In order for this to come about there needs to be a change to our way of thinking and here in BMC we are trying to create a new style of Circuit; one in which the local Churches won`t always be looking to feed the Circuit, but one in which Circuit structures, Circuit staffing levels, Circuit finances can actually help the local Church in their mission. It seems ridiculous to me to expect folk from one end of the Circuit to ignore their Missional opportunities in their own locality in favour of mixing with people. If people at Selston are engaging with mission in the village why expect them to travel 13.5 miles to Grassmoor (that’s the length of the circuit north to south !) for a talk about mission ? or Vice Versa.
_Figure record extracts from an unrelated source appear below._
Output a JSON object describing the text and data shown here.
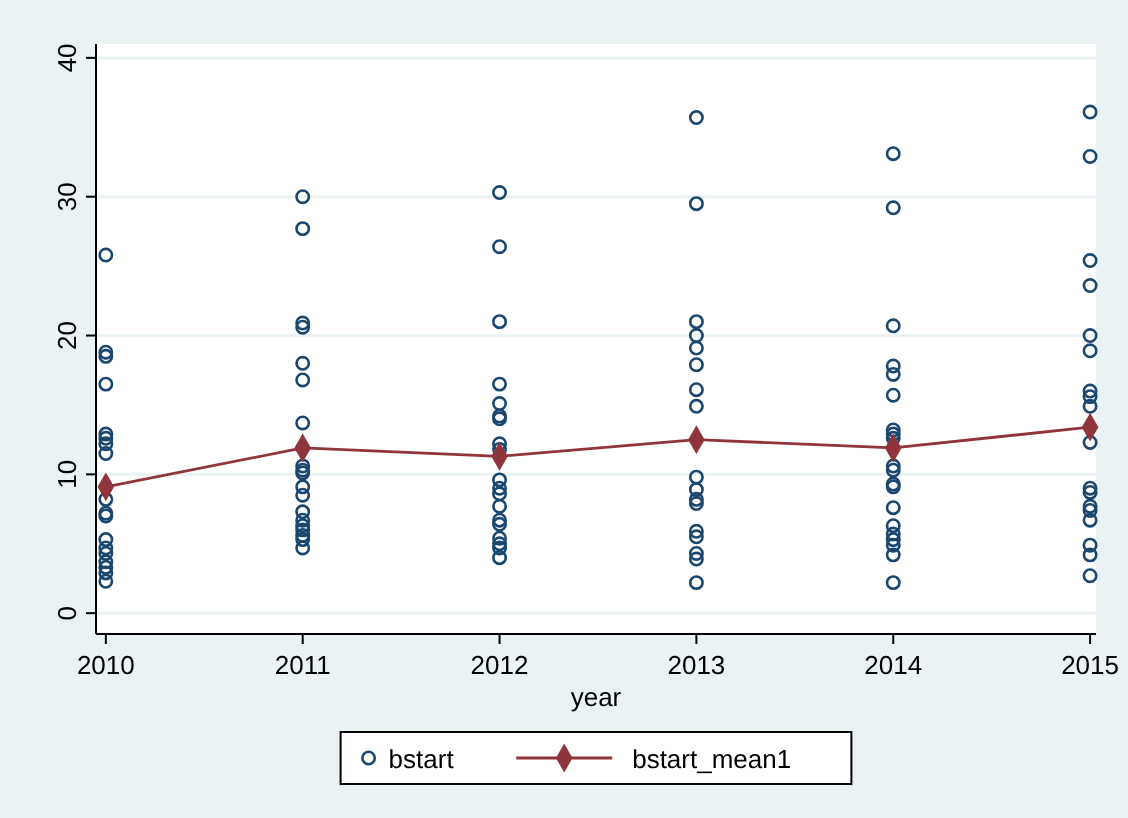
{
  "chart_data": {
    "type": "scatter",
    "xlabel": "year",
    "xlim": [
      2009.95,
      2015.03
    ],
    "xticks": [
      2010,
      2011,
      2012,
      2013,
      2014,
      2015
    ],
    "ylim": [
      -1.5,
      41
    ],
    "yticks": [
      0,
      10,
      20,
      30,
      40
    ],
    "grid": "y",
    "legend": "bottom",
    "series": [
      {
        "name": "bstart",
        "marker": "circle",
        "color": "#1a476f",
        "x": [
          2010,
          2010,
          2010,
          2010,
          2010,
          2010,
          2010,
          2010,
          2010,
          2010,
          2010,
          2010,
          2010,
          2010,
          2010,
          2010,
          2010,
          2010,
          2011,
          2011,
          2011,
          2011,
          2011,
          2011,
          2011,
          2011,
          2011,
          2011,
          2011,
          2011,
          2011,
          2011,
          2011,
          2011,
          2011,
          2011,
          2011,
          2012,
          2012,
          2012,
          2012,
          2012,
          2012,
          2012,
          2012,
          2012,
          2012,
          2012,
          2012,
          2012,
          2012,
          2012,
          2012,
          2012,
          2012,
          2012,
          2013,
          2013,
          2013,
          2013,
          2013,
          2013,
          2013,
          2013,
          2013,
          2013,
          2013,
          2013,
          2013,
          2013,
          2013,
          2013,
          2013,
          2014,
          2014,
          2014,
          2014,
          2014,
          2014,
          2014,
          2014,
          2014,
          2014,
          2014,
          2014,
          2014,
          2014,
          2014,
          2014,
          2014,
          2014,
          2014,
          2014,
          2015,
          2015,
          2015,
          2015,
          2015,
          2015,
          2015,
          2015,
          2015,
          2015,
          2015,
          2015,
          2015,
          2015,
          2015,
          2015,
          2015,
          2015
        ],
        "values": [
          25.8,
          18.8,
          18.5,
          16.5,
          12.9,
          12.6,
          12.2,
          11.5,
          8.2,
          7.2,
          7.0,
          5.3,
          4.7,
          4.3,
          3.7,
          3.3,
          2.9,
          2.3,
          30.0,
          27.7,
          20.9,
          20.6,
          18.0,
          16.8,
          13.7,
          10.6,
          10.3,
          10.1,
          9.1,
          8.5,
          7.3,
          6.7,
          6.3,
          6.0,
          5.6,
          5.3,
          4.7,
          30.3,
          26.4,
          21.0,
          16.5,
          15.1,
          14.2,
          14.0,
          12.2,
          11.8,
          9.6,
          9.0,
          8.6,
          7.7,
          6.7,
          6.4,
          5.4,
          5.0,
          4.7,
          4.0,
          35.7,
          29.5,
          21.0,
          20.0,
          19.1,
          17.9,
          16.1,
          14.9,
          9.8,
          8.9,
          8.2,
          7.9,
          5.9,
          5.5,
          4.3,
          3.9,
          2.2,
          33.1,
          29.2,
          20.7,
          17.8,
          17.2,
          15.7,
          13.2,
          12.9,
          12.6,
          10.6,
          10.3,
          9.3,
          9.1,
          7.6,
          6.3,
          5.7,
          5.3,
          4.9,
          4.2,
          2.2,
          36.1,
          32.9,
          25.4,
          23.6,
          20.0,
          18.9,
          16.0,
          15.6,
          14.9,
          12.3,
          9.0,
          8.7,
          7.7,
          7.4,
          6.7,
          4.9,
          4.2,
          2.7
        ]
      },
      {
        "name": "bstart_mean1",
        "type": "line",
        "marker": "diamond",
        "color": "#90353b",
        "x": [
          2010,
          2011,
          2012,
          2013,
          2014,
          2015
        ],
        "values": [
          9.1,
          11.9,
          11.3,
          12.5,
          11.9,
          13.4
        ]
      }
    ]
  }
}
Surely it’s better for the Circuit to help them in their mission and encourage new disciples into the Kingdom.
In order to do this we need to look long and hard at subjects such as staffing levels, number of Churches (is it really wise to employ Presbyteral cover in a Church which by its own admission has `run out of steam` ? or is it better to sell the Chapel and use the cash to employ a new worker for that area), using our funds for mission and discipleship, training of Local Preachers and our relationship with other Circuits to possibly share resources.
I`ve always employed the image of a ship coming into port being buffeted by the wind and the waves, with fearful passengers on board, fearful of the future and fearful of the unknown. However I`ve always been encouraged by the boat in the storm on Galilee. As the disciples cried out for help they saw Jesus walking on the water; they were going to let him go by until Peter realised who it was and cried out to Jesus. It was only when Jesus got into the boat that the storm passed.
Friends we are in the good ship BMC, but if we invite Jesus into our hearts and into the heart of our Church and Circuit the storm will pass and the port will come into view.